A recent success story in Morristown Municipal Court
It is very satisfying as an attorney when your hard work pays off to the benefit of a client. Our firm recently represented a client in Morristown Municipal Court who was charged with driving while intoxicated (DWI). Defendant was arrested and charged with DWI in February 2008. Over the past year, there have been more than a half-dozen court appearances related to this charge. First, the State failed to provide discovery evidence to my office for the first several months of the case. Specifically, the State failed to provide the Alcotest Operator's card as well as the audio and videotapes relating to our client's arrest. Then, my office made several motions to dismiss the case for failure to provide discovery. Unfortunately, these motions were denied. However, the judge did mark the case "try or dismiss" which means that, if the State failed to provide the discovery evidence before the next court appearance, the case would be dismissed. Then, the State failed to provide discovery evidence at the next court appearance. However, the judge who made the previous "try or dismiss" marking was on vacation and a substitute judge was filling in for him. As a result, the substitute judge failed to dismiss the case and denied our motion to dismiss once again.
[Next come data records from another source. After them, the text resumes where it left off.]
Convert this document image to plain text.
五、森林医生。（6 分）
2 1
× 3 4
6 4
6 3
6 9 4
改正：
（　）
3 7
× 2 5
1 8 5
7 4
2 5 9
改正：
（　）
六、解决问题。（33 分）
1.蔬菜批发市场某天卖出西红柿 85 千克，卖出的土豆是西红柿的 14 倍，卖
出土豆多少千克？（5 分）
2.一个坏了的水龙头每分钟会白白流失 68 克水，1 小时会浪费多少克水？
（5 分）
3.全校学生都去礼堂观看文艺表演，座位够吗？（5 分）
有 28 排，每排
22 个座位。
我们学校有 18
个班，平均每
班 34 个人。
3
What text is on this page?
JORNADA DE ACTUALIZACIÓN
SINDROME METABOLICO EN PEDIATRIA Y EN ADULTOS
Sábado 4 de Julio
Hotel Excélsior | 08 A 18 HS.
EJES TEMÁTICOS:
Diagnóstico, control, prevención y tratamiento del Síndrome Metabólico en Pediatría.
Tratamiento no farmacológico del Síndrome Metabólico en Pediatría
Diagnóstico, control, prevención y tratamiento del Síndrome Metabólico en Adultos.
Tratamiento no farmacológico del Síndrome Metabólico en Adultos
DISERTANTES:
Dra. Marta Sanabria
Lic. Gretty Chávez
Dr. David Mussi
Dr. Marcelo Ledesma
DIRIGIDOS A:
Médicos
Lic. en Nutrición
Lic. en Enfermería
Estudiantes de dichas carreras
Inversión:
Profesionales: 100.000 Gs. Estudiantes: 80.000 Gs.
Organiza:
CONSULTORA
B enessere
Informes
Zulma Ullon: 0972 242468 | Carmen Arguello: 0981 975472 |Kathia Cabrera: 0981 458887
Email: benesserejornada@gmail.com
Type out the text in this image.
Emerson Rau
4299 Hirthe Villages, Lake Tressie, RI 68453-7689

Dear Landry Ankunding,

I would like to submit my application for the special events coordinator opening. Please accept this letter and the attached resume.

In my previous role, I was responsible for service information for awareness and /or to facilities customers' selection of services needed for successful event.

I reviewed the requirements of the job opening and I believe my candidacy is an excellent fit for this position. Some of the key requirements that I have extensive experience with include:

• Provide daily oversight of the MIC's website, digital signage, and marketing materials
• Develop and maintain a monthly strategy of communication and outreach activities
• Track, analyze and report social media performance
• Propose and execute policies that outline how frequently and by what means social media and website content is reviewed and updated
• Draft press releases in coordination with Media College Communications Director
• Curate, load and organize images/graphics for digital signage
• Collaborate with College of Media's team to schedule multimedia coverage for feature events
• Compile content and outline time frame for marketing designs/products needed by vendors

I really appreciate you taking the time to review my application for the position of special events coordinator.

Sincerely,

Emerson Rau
The client decided to appeal this ruling to the Superior Court. Any decisions or findings of the Municipal Court can be appealed to the County if necessary. Thus, we appealed this ruling to the County and were heard in Morristown Superior Court in November of 2008. Once again, our motion was denied. However, the Superior Court judge stated on the record that this matter should be disposed of immediately. In New Jersey, there is a directive from the New Jersey Supreme Court that DWI cases should be disposed of within sixty (60) days. As you can see, this case has taken more than a year to resolve.
Now, the case was once again adjourned by the State because the State could not produce the officers at trial for the next listing. Further, the police officer was unable to testify as to the twenty minute observation period required under State v. Chun. Essentially, the police must stop and observe a suspect for twenty minutes prior to conducting the breath test to ensure that they have not consumed any alcohol twenty minutes before the test, that they did not throw up or spit up anything during that time, and that they did not chew gum or any other substance within 20 minutes of the exam. Any of these things can effect the breath test results and then the test results will not be reliable. Thus, after more than a year of criminal defense work, a half dozen court appearances, and an appeal to the County, we have worked out a favorable deal for our client. The breath test results will not be admissible based on the violation of the twenty minute waiting period. However, the State can still use the field sobriety tests to prove intoxication. Therefore, our client will plead guilty to DWI but will only be looking at 3 months license suspension rather than 7 months. Further, this guilty plea is contingent upon our ability to appeal this matter to the county one more time because of the violation of my client's right to a speedy trial. If the Superior Court grants our appeal, this case will be dismissed entirely. This is an extremely favorable outcome for my client, who had Alcotest readings of .21.